Once the cameras pack up, however, Iran’s brutality resurfaces: fresh hostages, cruise-missile parts bound for Yemen, and black-clad security forces opening fire on unarmed teenagers in Tehran. History warns that the euphoria of a deal can never be allowed to eclipse the regime’s long of deception, repression, and exported terror.
As discussions fixate on enrichment levels, sanctions relief, and halting Tehran’s sponsorship of terror, a critical question remains: does any agreement with this regime truly pave the way for a stable, free Iran—or does it sidestep the fundamental aspirations of its people?
Walking into negotiations pretending Iran is a “normal” adversary is like meeting Al Capone to discuss tax reform.

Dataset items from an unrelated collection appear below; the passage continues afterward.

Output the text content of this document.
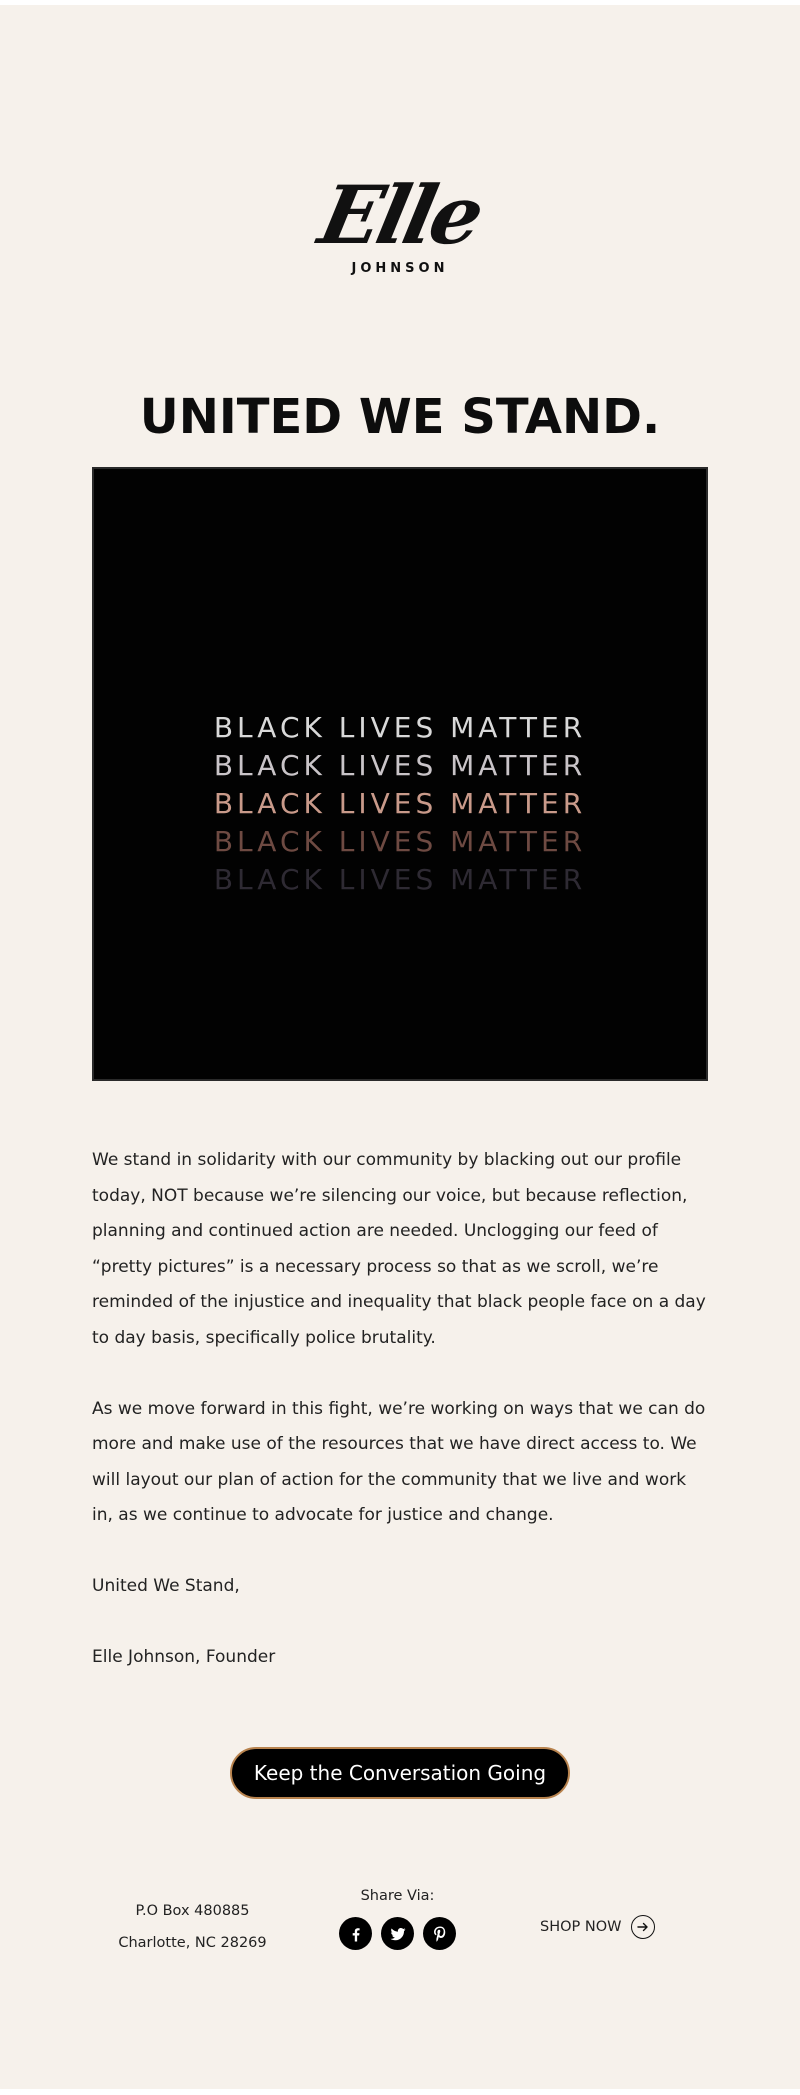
Elle
JOHNSON
UNITED WE STAND.
BLACK LIVES MATTER
BLACK LIVES MATTER
BLACK LIVES MATTER
BLACK LIVES MATTER
BLACK LIVES MATTER

We stand in solidarity with our community by blacking out our profile today, NOT because we’re silencing our voice, but because reflection, planning and continued action are needed. Unclogging our feed of “pretty pictures” is a necessary process so that as we scroll, we’re reminded of the injustice and inequality that black people face on a day to day basis, specifically police brutality.

As we move forward in this fight, we’re working on ways that we can do more and make use of the resources that we have direct access to. We will layout our plan of action for the community that we live and work in, as we continue to advocate for justice and change.

United We Stand,

Elle Johnson, Founder

Keep the Conversation Going
P.O Box 480885
Charlotte, NC 28269
Share Via:
SHOP NOW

A U.N. Special Rapporteur has traced the 1988 massacre of tens of thousands of political prisoners—most supporters of Iran’s democratic opposition—to senior officials still in power today. Those mass executions are the regime’s résumé, not distant history. Today the same Islamic Revolutionary Guard Corps (IRGC) that fired on protesters in 2022 works to rebuild its significantly damaged proxies across the region—fueling conflicts from Gaza to the Red Sea. Tehran’s preferred negotiating style remains hostage-taking: extract a ransom today, seize new captives tomorrow.